The curative petition is the last judicial resort available to a litigant to get grievances redressed by the court and it is normally decided by judges in chamber. (Agencies)
The petitioner, Haryana-based doctor Ishwar Yadav, filed the curative petition after the Apex Court rejected his review plea on April 16.
"The corrective power must be exercised so as to correct injustice in a case of unconstitutional method of recruitment of General Duty soldiers in Indian Army," Yadav said in his petition.
The Supreme Court had on April 16, declined to review its order of dismissing the PIL, which had questioned the recruitment policy in Army alleging that personnel were inducted on the basis of religion, region and caste, and had dismissed the review petition.
"We have examined the grounds urged in support of the prayer for review. We find no error apparent on the face of the record to warrant recall of our order dated 11th February,
2014. The review petition is, accordingly, dismissed," the bench headed by justice T S Thakur had said while dismissing the review petition.

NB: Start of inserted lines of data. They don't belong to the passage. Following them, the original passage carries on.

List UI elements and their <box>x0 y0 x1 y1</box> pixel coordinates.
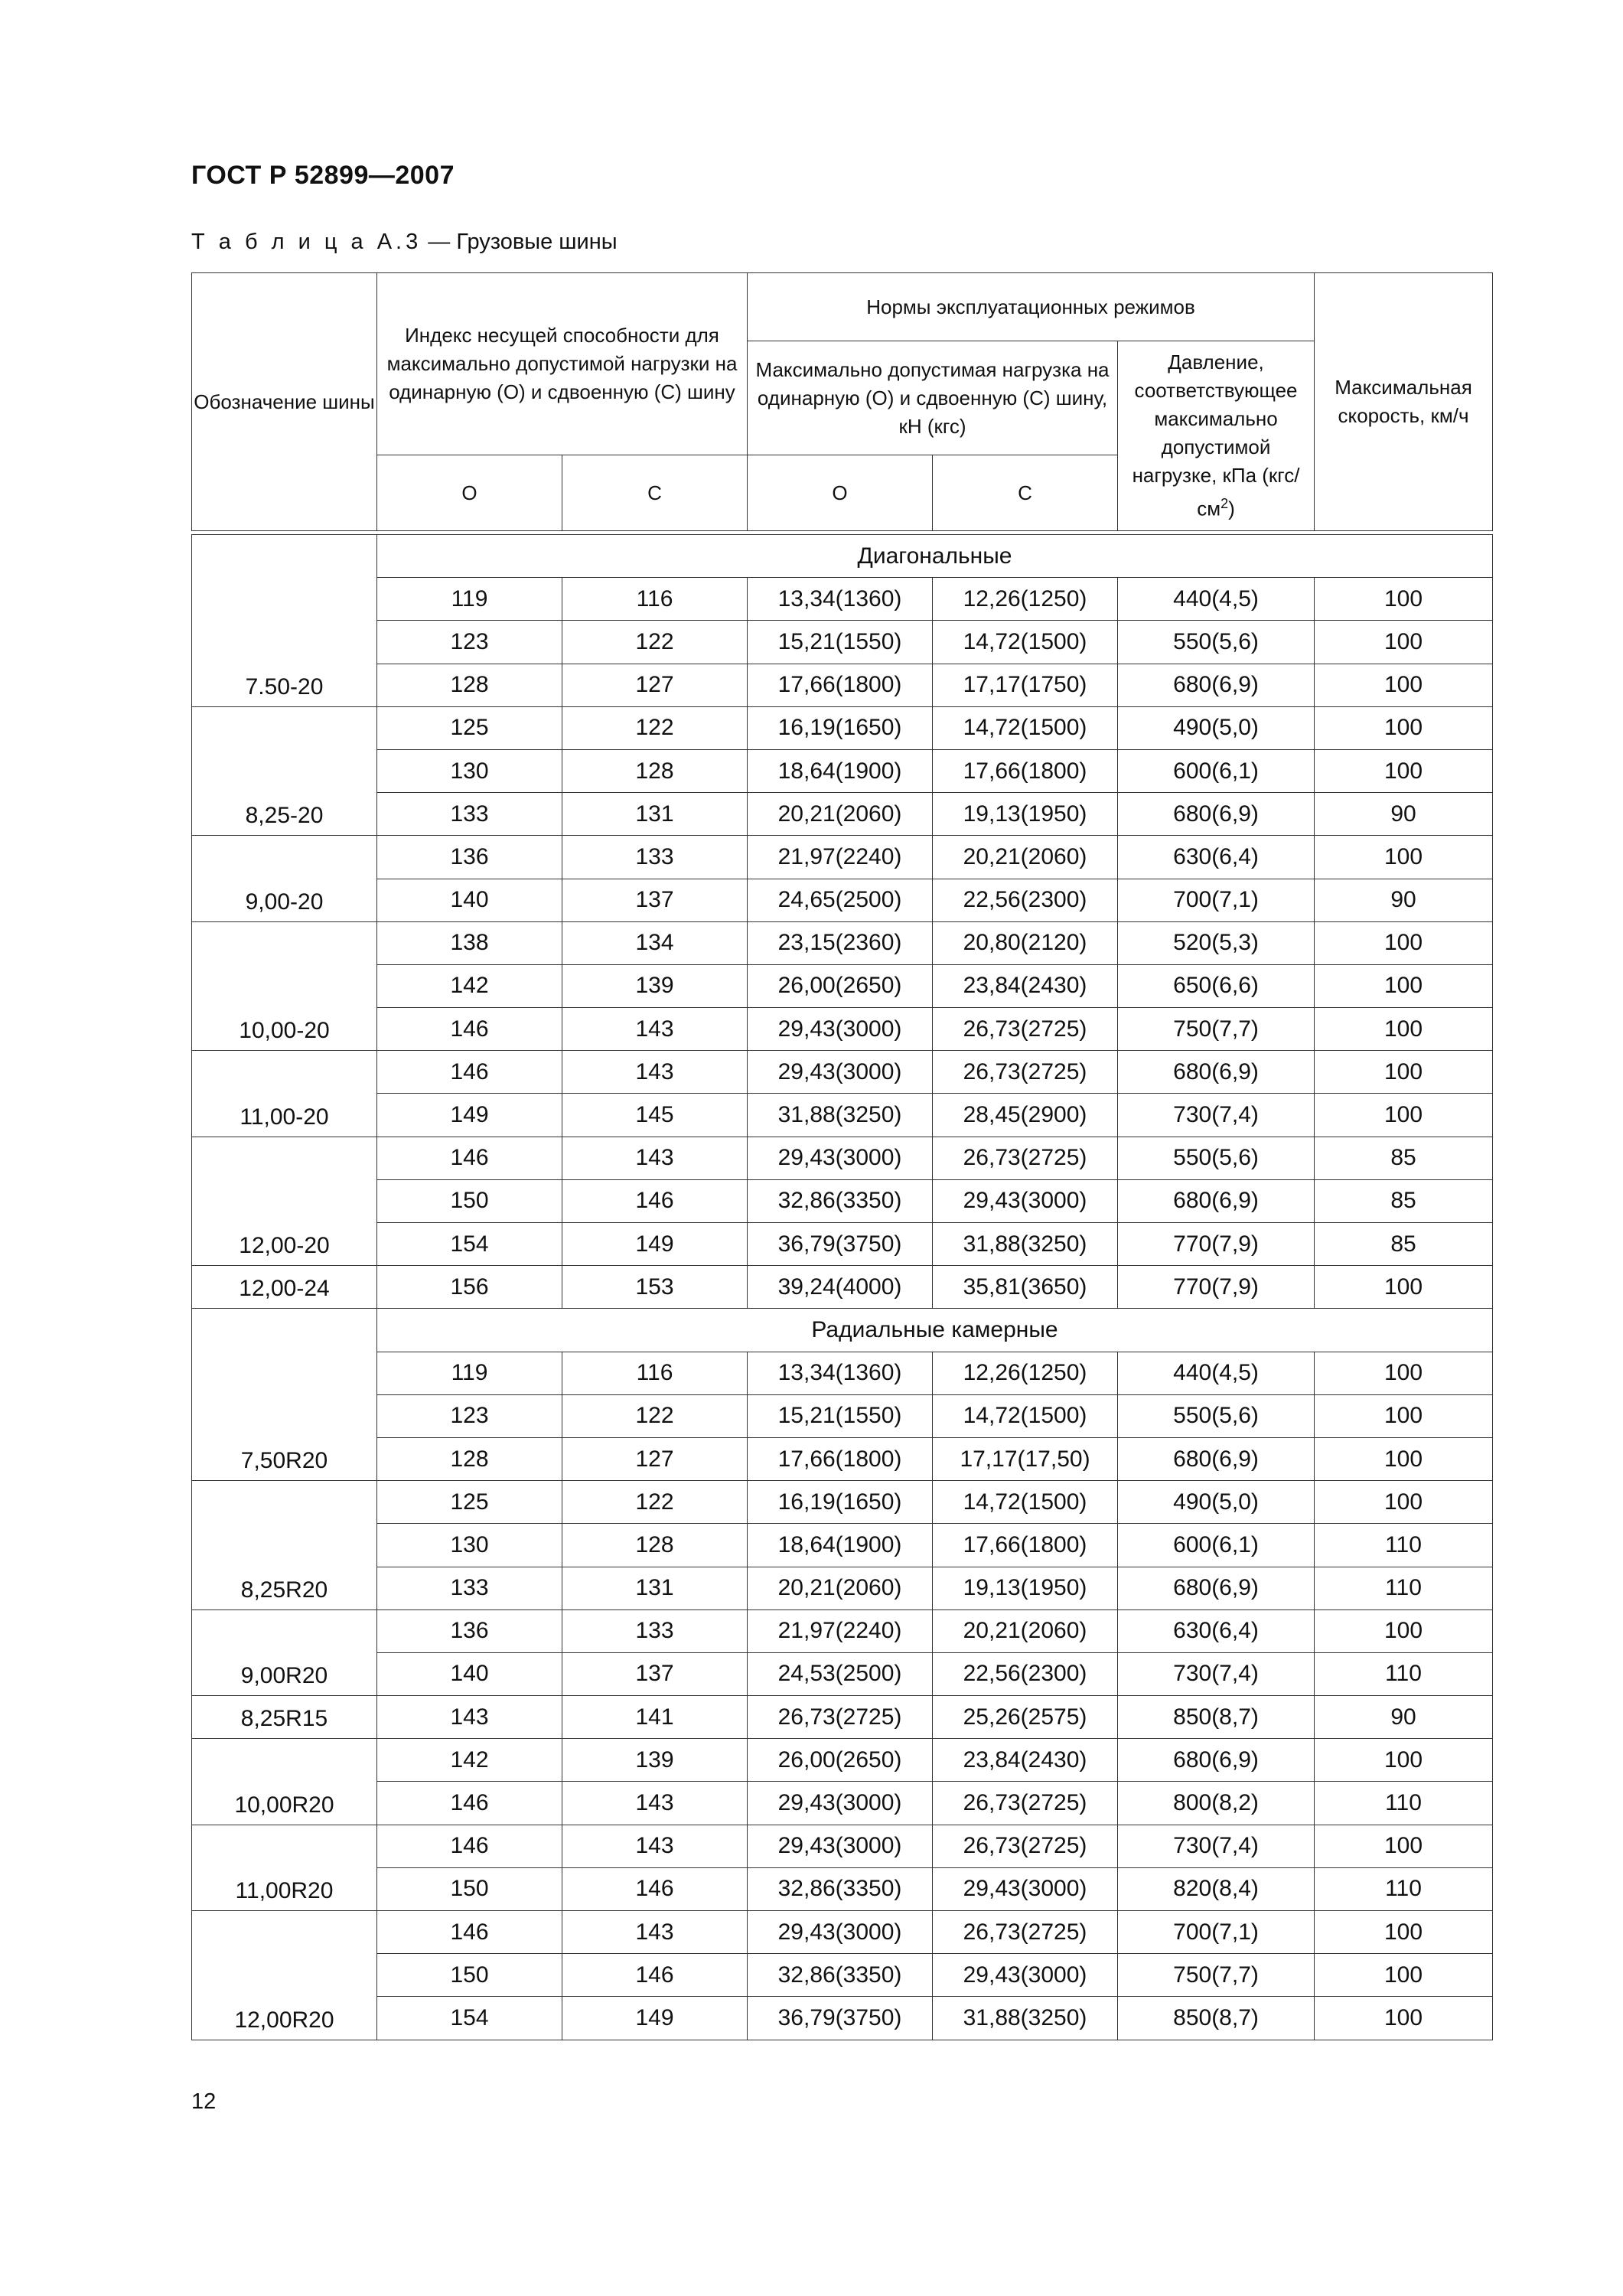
load-index-dual-cell: 143 <box>562 1008 748 1051</box>
pressure-cell: 680(6,9) <box>1118 1567 1315 1609</box>
load-index-single-cell: 128 <box>377 1437 562 1480</box>
table-row <box>192 1394 1493 1437</box>
pressure-cell: 440(4,5) <box>1118 578 1315 621</box>
max-load-dual-cell: 20,80(2120) <box>933 921 1118 964</box>
load-index-dual-cell: 143 <box>562 1137 748 1179</box>
max-load-dual-cell: 14,72(1500) <box>933 706 1118 749</box>
load-index-single-cell: 133 <box>377 1567 562 1609</box>
load-index-single-cell: 140 <box>377 1652 562 1695</box>
max-load-single-cell: 16,19(1650) <box>748 1481 933 1524</box>
max-load-dual-cell: 22,56(2300) <box>933 1652 1118 1695</box>
load-index-dual-cell: 145 <box>562 1094 748 1137</box>
max-speed-cell: 100 <box>1315 1394 1493 1437</box>
load-index-dual-cell: 122 <box>562 621 748 664</box>
load-index-dual-cell: 149 <box>562 1223 748 1266</box>
table-row <box>192 1782 1493 1825</box>
table-row <box>192 793 1493 836</box>
load-index-single-cell: 146 <box>377 1782 562 1825</box>
pressure-cell: 550(5,6) <box>1118 1137 1315 1179</box>
load-index-single-cell: 146 <box>377 1008 562 1051</box>
max-speed-cell: 110 <box>1315 1524 1493 1567</box>
table-row <box>192 1481 1493 1524</box>
max-load-single-cell: 17,66(1800) <box>748 1437 933 1480</box>
max-speed-cell: 85 <box>1315 1179 1493 1222</box>
table-body <box>192 535 1493 2040</box>
pressure-cell: 680(6,9) <box>1118 664 1315 706</box>
max-load-dual-cell: 14,72(1500) <box>933 1394 1118 1437</box>
load-index-single-cell: 146 <box>377 1911 562 1954</box>
header-designation: Обозначение шины <box>192 273 377 531</box>
max-load-dual-cell: 29,43(3000) <box>933 1954 1118 1997</box>
load-index-dual-cell: 128 <box>562 749 748 792</box>
max-load-dual-cell: 26,73(2725) <box>933 1051 1118 1094</box>
max-load-dual-cell: 12,26(1250) <box>933 578 1118 621</box>
load-index-dual-cell: 146 <box>562 1954 748 1997</box>
table-row <box>192 1954 1493 1997</box>
pressure-cell: 630(6,4) <box>1118 1609 1315 1652</box>
max-speed-cell: 100 <box>1315 1051 1493 1094</box>
max-load-single-cell: 23,15(2360) <box>748 921 933 964</box>
max-load-dual-cell: 26,73(2725) <box>933 1911 1118 1954</box>
max-load-dual-cell: 14,72(1500) <box>933 1481 1118 1524</box>
max-speed-cell: 100 <box>1315 921 1493 964</box>
table-row <box>192 1008 1493 1051</box>
max-load-dual-cell: 31,88(3250) <box>933 1223 1118 1266</box>
load-index-dual-cell: 139 <box>562 1739 748 1782</box>
header-norms: Нормы эксплуатационных режимов <box>748 273 1315 341</box>
table-row <box>192 1094 1493 1137</box>
load-index-dual-cell: 122 <box>562 1481 748 1524</box>
load-index-single-cell: 150 <box>377 1954 562 1997</box>
pressure-cell: 680(6,9) <box>1118 1051 1315 1094</box>
max-load-dual-cell: 26,73(2725) <box>933 1782 1118 1825</box>
pressure-cell: 770(7,9) <box>1118 1266 1315 1309</box>
load-index-dual-cell: 146 <box>562 1179 748 1222</box>
max-load-single-cell: 32,86(3350) <box>748 1179 933 1222</box>
section-title-row <box>192 535 1493 578</box>
max-speed-cell: 100 <box>1315 1266 1493 1309</box>
max-speed-cell: 100 <box>1315 1739 1493 1782</box>
table-caption <box>191 230 618 255</box>
max-load-single-cell: 17,66(1800) <box>748 664 933 706</box>
max-load-single-cell: 13,34(1360) <box>748 578 933 621</box>
pressure-cell: 680(6,9) <box>1118 793 1315 836</box>
pressure-cell: 800(8,2) <box>1118 1782 1315 1825</box>
max-load-dual-cell: 20,21(2060) <box>933 836 1118 879</box>
max-load-single-cell: 20,21(2060) <box>748 793 933 836</box>
table-row <box>192 1825 1493 1867</box>
table-caption-title: — Грузовые шины <box>422 230 618 254</box>
max-load-single-cell: 13,34(1360) <box>748 1352 933 1394</box>
load-index-dual-cell: 139 <box>562 964 748 1007</box>
max-speed-cell: 100 <box>1315 964 1493 1007</box>
pressure-cell: 520(5,3) <box>1118 921 1315 964</box>
load-index-single-cell: 136 <box>377 836 562 879</box>
load-index-single-cell: 138 <box>377 921 562 964</box>
max-load-single-cell: 29,43(3000) <box>748 1137 933 1179</box>
table-row <box>192 879 1493 921</box>
tyre-designation: 8,25R20 <box>192 1481 377 1610</box>
header-pressure-text: Давление, соответствующее максимально допустимой нагрузке, кПа (кгс/см <box>1132 351 1300 520</box>
max-load-single-cell: 20,21(2060) <box>748 1567 933 1609</box>
max-load-dual-cell: 26,73(2725) <box>933 1008 1118 1051</box>
pressure-cell: 600(6,1) <box>1118 749 1315 792</box>
load-index-dual-cell: 133 <box>562 1609 748 1652</box>
load-index-single-cell: 133 <box>377 793 562 836</box>
load-index-dual-cell: 141 <box>562 1696 748 1739</box>
max-speed-cell: 100 <box>1315 1997 1493 2040</box>
max-speed-cell: 100 <box>1315 1008 1493 1051</box>
max-speed-cell: 85 <box>1315 1137 1493 1179</box>
table-row <box>192 1567 1493 1609</box>
tyre-designation: 12,00R20 <box>192 1911 377 2040</box>
load-index-dual-cell: 143 <box>562 1911 748 1954</box>
load-index-dual-cell: 143 <box>562 1782 748 1825</box>
load-index-dual-cell: 137 <box>562 879 748 921</box>
max-load-dual-cell: 25,26(2575) <box>933 1696 1118 1739</box>
load-index-dual-cell: 143 <box>562 1825 748 1867</box>
load-index-single-cell: 130 <box>377 749 562 792</box>
max-load-single-cell: 29,43(3000) <box>748 1782 933 1825</box>
max-load-single-cell: 29,43(3000) <box>748 1825 933 1867</box>
pressure-cell: 630(6,4) <box>1118 836 1315 879</box>
load-index-dual-cell: 137 <box>562 1652 748 1695</box>
max-speed-cell: 100 <box>1315 706 1493 749</box>
load-index-single-cell: 119 <box>377 1352 562 1394</box>
pressure-cell: 600(6,1) <box>1118 1524 1315 1567</box>
max-speed-cell: 110 <box>1315 1652 1493 1695</box>
pressure-cell: 820(8,4) <box>1118 1867 1315 1910</box>
max-load-single-cell: 18,64(1900) <box>748 1524 933 1567</box>
pressure-cell: 730(7,4) <box>1118 1094 1315 1137</box>
table-row <box>192 1696 1493 1739</box>
header-pressure <box>1118 341 1315 531</box>
header-pressure-close: ) <box>1228 497 1235 520</box>
max-speed-cell: 90 <box>1315 1696 1493 1739</box>
max-load-dual-cell: 19,13(1950) <box>933 793 1118 836</box>
table-row <box>192 578 1493 621</box>
max-speed-cell: 90 <box>1315 793 1493 836</box>
max-speed-cell: 90 <box>1315 879 1493 921</box>
load-index-single-cell: 142 <box>377 1739 562 1782</box>
max-load-dual-cell: 20,21(2060) <box>933 1609 1118 1652</box>
table-row <box>192 1652 1493 1695</box>
load-index-single-cell: 154 <box>377 1997 562 2040</box>
max-load-single-cell: 29,43(3000) <box>748 1008 933 1051</box>
max-load-single-cell: 24,65(2500) <box>748 879 933 921</box>
max-load-dual-cell: 28,45(2900) <box>933 1094 1118 1137</box>
pressure-cell: 850(8,7) <box>1118 1997 1315 2040</box>
max-load-dual-cell: 22,56(2300) <box>933 879 1118 921</box>
max-speed-cell: 100 <box>1315 1911 1493 1954</box>
load-index-dual-cell: 131 <box>562 793 748 836</box>
table-row <box>192 1437 1493 1480</box>
max-load-single-cell: 15,21(1550) <box>748 621 933 664</box>
load-index-dual-cell: 128 <box>562 1524 748 1567</box>
header-load-single: О <box>748 455 933 531</box>
pressure-cell: 680(6,9) <box>1118 1739 1315 1782</box>
max-speed-cell: 100 <box>1315 1954 1493 1997</box>
load-index-single-cell: 123 <box>377 621 562 664</box>
max-load-dual-cell: 23,84(2430) <box>933 1739 1118 1782</box>
load-index-single-cell: 146 <box>377 1051 562 1094</box>
max-load-single-cell: 29,43(3000) <box>748 1051 933 1094</box>
pressure-cell: 700(7,1) <box>1118 879 1315 921</box>
section-title-row <box>192 1309 1493 1352</box>
document-header: ГОСТ Р 52899—2007 <box>191 161 455 190</box>
load-index-single-cell: 146 <box>377 1137 562 1179</box>
load-index-single-cell: 125 <box>377 1481 562 1524</box>
pressure-cell: 850(8,7) <box>1118 1696 1315 1739</box>
pressure-cell: 490(5,0) <box>1118 706 1315 749</box>
table-row <box>192 1352 1493 1394</box>
page-number: 12 <box>191 2089 217 2114</box>
max-load-dual-cell: 23,84(2430) <box>933 964 1118 1007</box>
load-index-single-cell: 140 <box>377 879 562 921</box>
table-row <box>192 1911 1493 1954</box>
max-load-single-cell: 16,19(1650) <box>748 706 933 749</box>
pressure-cell: 440(4,5) <box>1118 1352 1315 1394</box>
truck-tyres-table <box>191 272 1493 2040</box>
tyre-designation: 9,00-20 <box>192 836 377 921</box>
pressure-cell: 550(5,6) <box>1118 1394 1315 1437</box>
max-load-dual-cell: 26,73(2725) <box>933 1825 1118 1867</box>
header-index-dual: С <box>562 455 748 531</box>
table-row <box>192 664 1493 706</box>
load-index-single-cell: 143 <box>377 1696 562 1739</box>
max-load-dual-cell: 35,81(3650) <box>933 1266 1118 1309</box>
load-index-dual-cell: 116 <box>562 1352 748 1394</box>
max-load-single-cell: 36,79(3750) <box>748 1997 933 2040</box>
max-load-dual-cell: 12,26(1250) <box>933 1352 1118 1394</box>
pressure-cell: 650(6,6) <box>1118 964 1315 1007</box>
table-row <box>192 621 1493 664</box>
max-load-dual-cell: 29,43(3000) <box>933 1179 1118 1222</box>
load-index-dual-cell: 127 <box>562 664 748 706</box>
max-load-single-cell: 36,79(3750) <box>748 1223 933 1266</box>
section-title: Диагональные <box>377 535 1493 578</box>
pressure-cell: 730(7,4) <box>1118 1652 1315 1695</box>
load-index-dual-cell: 133 <box>562 836 748 879</box>
load-index-single-cell: 136 <box>377 1609 562 1652</box>
load-index-dual-cell: 149 <box>562 1997 748 2040</box>
load-index-dual-cell: 116 <box>562 578 748 621</box>
load-index-single-cell: 128 <box>377 664 562 706</box>
pressure-cell: 750(7,7) <box>1118 1954 1315 1997</box>
max-speed-cell: 110 <box>1315 1867 1493 1910</box>
max-load-dual-cell: 17,66(1800) <box>933 1524 1118 1567</box>
load-index-single-cell: 156 <box>377 1266 562 1309</box>
max-load-single-cell: 26,00(2650) <box>748 964 933 1007</box>
load-index-single-cell: 142 <box>377 964 562 1007</box>
tyre-designation: 8,25R15 <box>192 1696 377 1739</box>
max-load-single-cell: 18,64(1900) <box>748 749 933 792</box>
max-speed-cell: 110 <box>1315 1782 1493 1825</box>
load-index-single-cell: 150 <box>377 1867 562 1910</box>
table-row <box>192 1051 1493 1094</box>
load-index-dual-cell: 143 <box>562 1051 748 1094</box>
load-index-single-cell: 154 <box>377 1223 562 1266</box>
max-load-dual-cell: 29,43(3000) <box>933 1867 1118 1910</box>
load-index-dual-cell: 127 <box>562 1437 748 1480</box>
table-row <box>192 921 1493 964</box>
max-speed-cell: 100 <box>1315 1437 1493 1480</box>
max-load-single-cell: 29,43(3000) <box>748 1911 933 1954</box>
pressure-cell: 680(6,9) <box>1118 1437 1315 1480</box>
table-row <box>192 1223 1493 1266</box>
table-row <box>192 1137 1493 1179</box>
table-row <box>192 1524 1493 1567</box>
load-index-single-cell: 123 <box>377 1394 562 1437</box>
load-index-single-cell: 150 <box>377 1179 562 1222</box>
max-speed-cell: 100 <box>1315 1094 1493 1137</box>
max-speed-cell: 85 <box>1315 1223 1493 1266</box>
max-speed-cell: 110 <box>1315 1567 1493 1609</box>
table-row <box>192 749 1493 792</box>
max-speed-cell: 100 <box>1315 1609 1493 1652</box>
pressure-cell: 700(7,1) <box>1118 1911 1315 1954</box>
pressure-cell: 750(7,7) <box>1118 1008 1315 1051</box>
table-row <box>192 1739 1493 1782</box>
tyre-designation: 7,50R20 <box>192 1309 377 1481</box>
tyre-designation: 7.50-20 <box>192 535 377 707</box>
load-index-dual-cell: 122 <box>562 706 748 749</box>
max-load-single-cell: 21,97(2240) <box>748 1609 933 1652</box>
max-load-dual-cell: 17,17(17,50) <box>933 1437 1118 1480</box>
pressure-cell: 730(7,4) <box>1118 1825 1315 1867</box>
section-title: Радиальные камерные <box>377 1309 1493 1352</box>
table-row <box>192 706 1493 749</box>
load-index-single-cell: 146 <box>377 1825 562 1867</box>
load-index-single-cell: 130 <box>377 1524 562 1567</box>
max-speed-cell: 100 <box>1315 664 1493 706</box>
max-speed-cell: 100 <box>1315 621 1493 664</box>
max-load-dual-cell: 14,72(1500) <box>933 621 1118 664</box>
table-row <box>192 1609 1493 1652</box>
max-speed-cell: 100 <box>1315 1481 1493 1524</box>
table-row <box>192 1997 1493 2040</box>
max-load-dual-cell: 17,66(1800) <box>933 749 1118 792</box>
header-load-index: Индекс несущей способности для максимально допустимой нагрузки на одинарную (О) и сдвоенную (С) шину <box>377 273 748 455</box>
header-max-speed: Максимальная скорость, км/ч <box>1315 273 1493 531</box>
max-speed-cell: 100 <box>1315 749 1493 792</box>
max-load-single-cell: 32,86(3350) <box>748 1867 933 1910</box>
load-index-single-cell: 149 <box>377 1094 562 1137</box>
tyre-designation: 11,00R20 <box>192 1825 377 1910</box>
max-load-dual-cell: 26,73(2725) <box>933 1137 1118 1179</box>
tyre-designation: 9,00R20 <box>192 1609 377 1695</box>
max-load-single-cell: 21,97(2240) <box>748 836 933 879</box>
max-load-dual-cell: 31,88(3250) <box>933 1997 1118 2040</box>
tyre-designation: 10,00-20 <box>192 921 377 1051</box>
max-load-single-cell: 15,21(1550) <box>748 1394 933 1437</box>
max-speed-cell: 100 <box>1315 836 1493 879</box>
load-index-dual-cell: 153 <box>562 1266 748 1309</box>
max-load-single-cell: 24,53(2500) <box>748 1652 933 1695</box>
max-load-dual-cell: 19,13(1950) <box>933 1567 1118 1609</box>
header-load-dual: С <box>933 455 1118 531</box>
max-load-single-cell: 26,00(2650) <box>748 1739 933 1782</box>
max-speed-cell: 100 <box>1315 1352 1493 1394</box>
max-load-single-cell: 39,24(4000) <box>748 1266 933 1309</box>
pressure-cell: 680(6,9) <box>1118 1179 1315 1222</box>
max-speed-cell: 100 <box>1315 1825 1493 1867</box>
table-row <box>192 1266 1493 1309</box>
pressure-cell: 770(7,9) <box>1118 1223 1315 1266</box>
header-max-load: Максимально допустимая нагрузка на одинарную (О) и сдвоенную (С) шину, кН (кгс) <box>748 341 1118 455</box>
pressure-cell: 490(5,0) <box>1118 1481 1315 1524</box>
max-load-single-cell: 26,73(2725) <box>748 1696 933 1739</box>
load-index-dual-cell: 122 <box>562 1394 748 1437</box>
load-index-dual-cell: 131 <box>562 1567 748 1609</box>
tyre-designation: 12,00-24 <box>192 1266 377 1309</box>
table-row <box>192 836 1493 879</box>
table-row <box>192 964 1493 1007</box>
load-index-single-cell: 125 <box>377 706 562 749</box>
table-row <box>192 1867 1493 1910</box>
table-caption-label: Т а б л и ц а А.3 <box>191 230 422 254</box>
load-index-single-cell: 119 <box>377 578 562 621</box>
load-index-dual-cell: 134 <box>562 921 748 964</box>
max-speed-cell: 100 <box>1315 578 1493 621</box>
max-load-single-cell: 32,86(3350) <box>748 1954 933 1997</box>
pressure-cell: 550(5,6) <box>1118 621 1315 664</box>
max-load-dual-cell: 17,17(1750) <box>933 664 1118 706</box>
tyre-designation: 11,00-20 <box>192 1051 377 1137</box>
load-index-dual-cell: 146 <box>562 1867 748 1910</box>
table-row <box>192 1179 1493 1222</box>
tyre-designation: 12,00-20 <box>192 1137 377 1266</box>
max-load-single-cell: 31,88(3250) <box>748 1094 933 1137</box>
tyre-designation: 10,00R20 <box>192 1739 377 1825</box>
header-index-single: О <box>377 455 562 531</box>
header-pressure-superscript: 2 <box>1221 496 1229 512</box>
tyre-designation: 8,25-20 <box>192 706 377 836</box>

Yadav had alleged that grouping of people from a particular region in an Army regiment is unconstitutional and amounts to discrimination on caste, region and religion basis.
He questioned the practice in the Army for having regiments named as Sikh, Maratha, Jat, Rajputana and Gorkha to which only persons from the religion, region or caste concerned could be recruited.
The Army in its response to the earlier petition on the same issue had told the Supreme Court that it does not recruit on the basis of caste, region and religion but justified grouping of people from a region in a regiment for administrative convenience and operational requirements.
The Apex Court had dismissed Yadav's PIL saying, "We do not want to rock the Army's boat."
The curative petition is the last judicial resort available to a litigant to get grievances redressed by the court and it is normally decided by judges in chamber.